Next season’s Hoofdklasse competition in The Netherlands will have a number of new features, although the KNCB and its participating clubs have stopped short of really radical change.
The review of the structure of the competition was triggered by a busy international season, which will see the Dutch side playing Canada in June, in Ireland the following month, and in Scotland at the beginning of August. The results of a consultative process involving the KNCB board and Hoofdklasse clubs were presented to a general meeting last week.
The international programme means that players in the national squad could miss up to six of their clubs’ Hoofdklasse fixtures, and one suggestion was that the competition could be suspended during this period.
But the month-long lay-off during the ICC Trophy in 2005 was unpopular with most clubs, and it quickly became clear during consultations that there was strong support for continuing the Hoofdklasse throughout the summer, with clubs drawing on their reserve players where necessary.
In order to ensure that the absences do not have too great an effect on the championship, however, the title will be decided for the first time by play-offs. The top four sides after the two rounds of round-robin matches will meet in semi-finals and a final in the first half of September.
The KNCB hopes that these competition deciders will also create a higher public profile for the final stages of the Hoofdklasse.
Another far-reaching change will be the introduction of the Duckworth/Lewis system for rain-affected matches, with the implication that the minimum number of overs bowled for a game to be completed will be reduced from 35 to 20.
This should mean that a much smaller number of matches will be left unfinished, and the practice of rescheduling rained-off games will now be abandoned. Any games which do not reach the D/L minimum will simply be left out of the league table calculation.
The introduction of Duckworth/Lewis will be a challenge for administrators and umpires alike, who will need to develop the necessary skills and infrastructure, but it will bring the Hoofdklasse closer to the playing conditions for official ODIs.
Further changes in this direction, such as the use of white balls and black sightscreens, are still under discussion.

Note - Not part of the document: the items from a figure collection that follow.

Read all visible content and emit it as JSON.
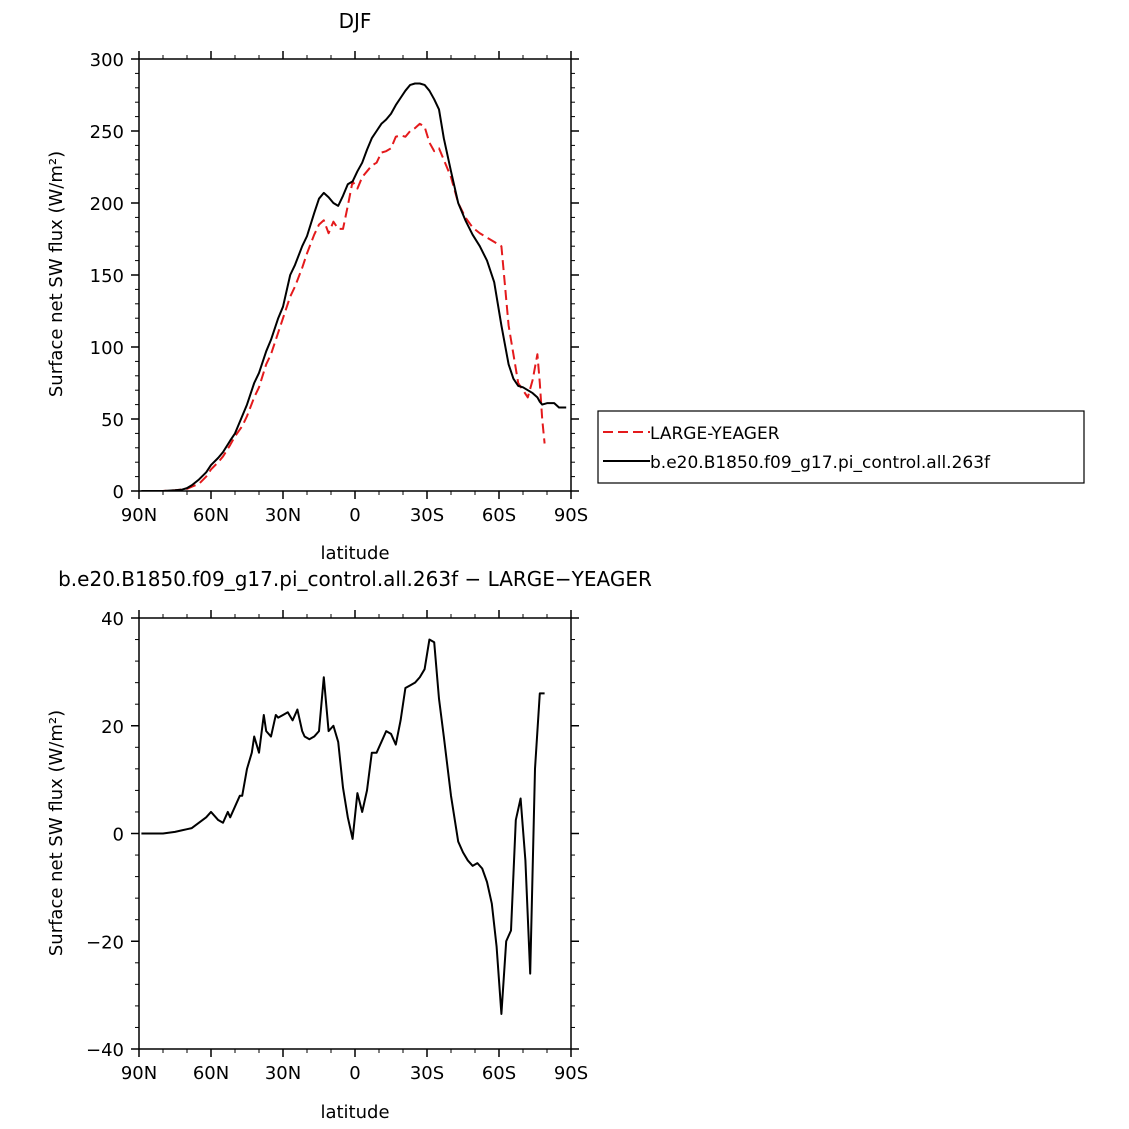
{
  "chart_data": [
    {
      "type": "line",
      "title": "DJF",
      "xlabel": "latitude",
      "ylabel": "Surface net SW flux (W/m²)",
      "xlim": [
        -90,
        90
      ],
      "ylim": [
        0,
        300
      ],
      "x_tick_values": [
        -90,
        -60,
        -30,
        0,
        30,
        60,
        90
      ],
      "x_tick_labels": [
        "90N",
        "60N",
        "30N",
        "0",
        "30S",
        "60S",
        "90S"
      ],
      "y_tick_values": [
        0,
        50,
        100,
        150,
        200,
        250,
        300
      ],
      "y_tick_labels": [
        "0",
        "50",
        "100",
        "150",
        "200",
        "250",
        "300"
      ],
      "legend_position": "right",
      "series": [
        {
          "name": "LARGE-YEAGER",
          "color": "#e41a1c",
          "dash": "dashed",
          "x": [
            -89,
            -85,
            -80,
            -75,
            -72,
            -70,
            -68,
            -65,
            -62,
            -60,
            -57,
            -55,
            -52,
            -50,
            -47,
            -45,
            -42,
            -40,
            -37,
            -35,
            -32,
            -30,
            -27,
            -25,
            -22,
            -20,
            -17,
            -15,
            -13,
            -11,
            -9,
            -7,
            -5,
            -3,
            -1,
            1,
            3,
            5,
            7,
            9,
            11,
            13,
            15,
            17,
            19,
            21,
            23,
            25,
            27,
            29,
            31,
            33,
            35,
            37,
            40,
            43,
            46,
            49,
            52,
            55,
            58,
            61,
            64,
            66,
            68,
            70,
            72,
            74,
            76,
            77,
            78,
            79
          ],
          "y": [
            0,
            0,
            0,
            0.5,
            1,
            1.5,
            3,
            5,
            10,
            15,
            20,
            24,
            32,
            38,
            45,
            52,
            65,
            72,
            88,
            95,
            110,
            120,
            135,
            142,
            155,
            165,
            178,
            185,
            188,
            179,
            187,
            182,
            182,
            198,
            215,
            210,
            218,
            222,
            226,
            228,
            235,
            236,
            238,
            246,
            247,
            246,
            250,
            252,
            255,
            253,
            242,
            236,
            238,
            230,
            218,
            200,
            190,
            183,
            179,
            176,
            173,
            170,
            115,
            95,
            75,
            70,
            65,
            77,
            95,
            75,
            50,
            33
          ]
        },
        {
          "name": "b.e20.B1850.f09_g17.pi_control.all.263f",
          "color": "#000000",
          "dash": "solid",
          "x": [
            -89,
            -85,
            -80,
            -75,
            -72,
            -70,
            -68,
            -65,
            -62,
            -60,
            -57,
            -55,
            -52,
            -50,
            -47,
            -45,
            -42,
            -40,
            -37,
            -35,
            -32,
            -30,
            -27,
            -25,
            -22,
            -20,
            -17,
            -15,
            -13,
            -11,
            -9,
            -7,
            -5,
            -3,
            -1,
            1,
            3,
            5,
            7,
            9,
            11,
            13,
            15,
            17,
            19,
            21,
            23,
            25,
            27,
            29,
            31,
            33,
            35,
            37,
            40,
            43,
            46,
            49,
            52,
            55,
            58,
            61,
            64,
            66,
            68,
            70,
            72,
            74,
            76,
            77,
            78,
            80,
            83,
            85,
            88
          ],
          "y": [
            0,
            0,
            0,
            0.5,
            1,
            2,
            4,
            8,
            13,
            18,
            23,
            27,
            35,
            40,
            52,
            60,
            75,
            82,
            97,
            105,
            120,
            128,
            150,
            157,
            170,
            177,
            193,
            203,
            207,
            204,
            200,
            198,
            205,
            213,
            215,
            222,
            228,
            237,
            245,
            250,
            255,
            258,
            262,
            268,
            273,
            278,
            282,
            283,
            283,
            282,
            278,
            272,
            265,
            245,
            222,
            200,
            188,
            178,
            170,
            160,
            145,
            115,
            88,
            78,
            73,
            72,
            70,
            68,
            65,
            62,
            60,
            61,
            61,
            58,
            58
          ]
        }
      ]
    },
    {
      "type": "line",
      "title": "b.e20.B1850.f09_g17.pi_control.all.263f − LARGE−YEAGER",
      "xlabel": "latitude",
      "ylabel": "Surface net SW flux (W/m²)",
      "xlim": [
        -90,
        90
      ],
      "ylim": [
        -40,
        40
      ],
      "x_tick_values": [
        -90,
        -60,
        -30,
        0,
        30,
        60,
        90
      ],
      "x_tick_labels": [
        "90N",
        "60N",
        "30N",
        "0",
        "30S",
        "60S",
        "90S"
      ],
      "y_tick_values": [
        -40,
        -20,
        0,
        20,
        40
      ],
      "y_tick_labels": [
        "−40",
        "−20",
        "0",
        "20",
        "40"
      ],
      "series": [
        {
          "color": "#000000",
          "dash": "solid",
          "x": [
            -89,
            -85,
            -80,
            -75,
            -72,
            -70,
            -68,
            -65,
            -62,
            -60,
            -58,
            -57,
            -55,
            -53,
            -52,
            -50,
            -48,
            -47,
            -45,
            -43,
            -42,
            -40,
            -38,
            -37,
            -35,
            -33,
            -32,
            -30,
            -28,
            -26,
            -24,
            -22,
            -21,
            -19,
            -17,
            -15,
            -13,
            -11,
            -9,
            -7,
            -5,
            -3,
            -1,
            1,
            3,
            5,
            7,
            9,
            11,
            13,
            15,
            17,
            19,
            21,
            23,
            25,
            27,
            29,
            31,
            33,
            35,
            37,
            40,
            43,
            45,
            47,
            49,
            51,
            53,
            55,
            57,
            59,
            61,
            63,
            65,
            67,
            69,
            71,
            73,
            75,
            77,
            79
          ],
          "y": [
            0,
            0,
            0,
            0.3,
            0.6,
            0.8,
            1,
            2,
            3,
            4,
            3,
            2.5,
            2,
            4,
            3,
            5,
            7,
            7,
            12,
            15,
            18,
            15,
            22,
            19,
            18,
            22,
            21.5,
            22,
            22.5,
            21,
            23,
            19,
            18,
            17.5,
            18,
            19,
            29,
            19,
            20,
            17,
            8.5,
            3,
            -1,
            7.5,
            4,
            8,
            15,
            15,
            17,
            19,
            18.5,
            16.5,
            21,
            27,
            27.5,
            28,
            29,
            30.5,
            36,
            35.5,
            25,
            18,
            7,
            -1.5,
            -3.5,
            -5,
            -6,
            -5.5,
            -6.5,
            -9,
            -13,
            -21,
            -33.5,
            -20,
            -18,
            2.5,
            6.5,
            -5,
            -26,
            12,
            26,
            26
          ]
        }
      ]
    }
  ]
}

2007 will also see for the first time a national 20-overs-a-side competition. Over the past two years, there have been successful experiments at regional level, with 20-over competitions in the Rotterdam-Schiedam area, Den Haag and Amsterdam.
Next year there will be national finals for the winners of these regional competitions, to be played in mid-August. The competition will be extended to include Hoofdklasse and Eerste Klasse clubs from all over the country.
KNCB director Maarten Westermann is confident that the new set-up will help to raise media awareness of Dutch cricket.
‘Knowing that the competition will be settled on the first two weekends of September enables the media to plan their coverage in advance,’ he says, ‘and we hope that the Hoofdklasse final, like the finals of the 20-over competition, will attract a good deal of public interest.
‘We are optimistic that there will be television coverage of these events, which should attract the support of the whole Dutch cricketing community.’
It is likely that the changes for next season will be just the beginning of a transformation of the Dutch cricket scene.
Clubs are not yet ready to agree to give up playing on coconut matting, but with the KNCB board supporting the use of astroturf where grass pitches are not available, this can only be a matter of time.
And it seems unlikely that the debates over the reduction in the number of Hoofdklasse clubs and the introduction of two- or three-day cricket at some level of the domestic game will quietly die away.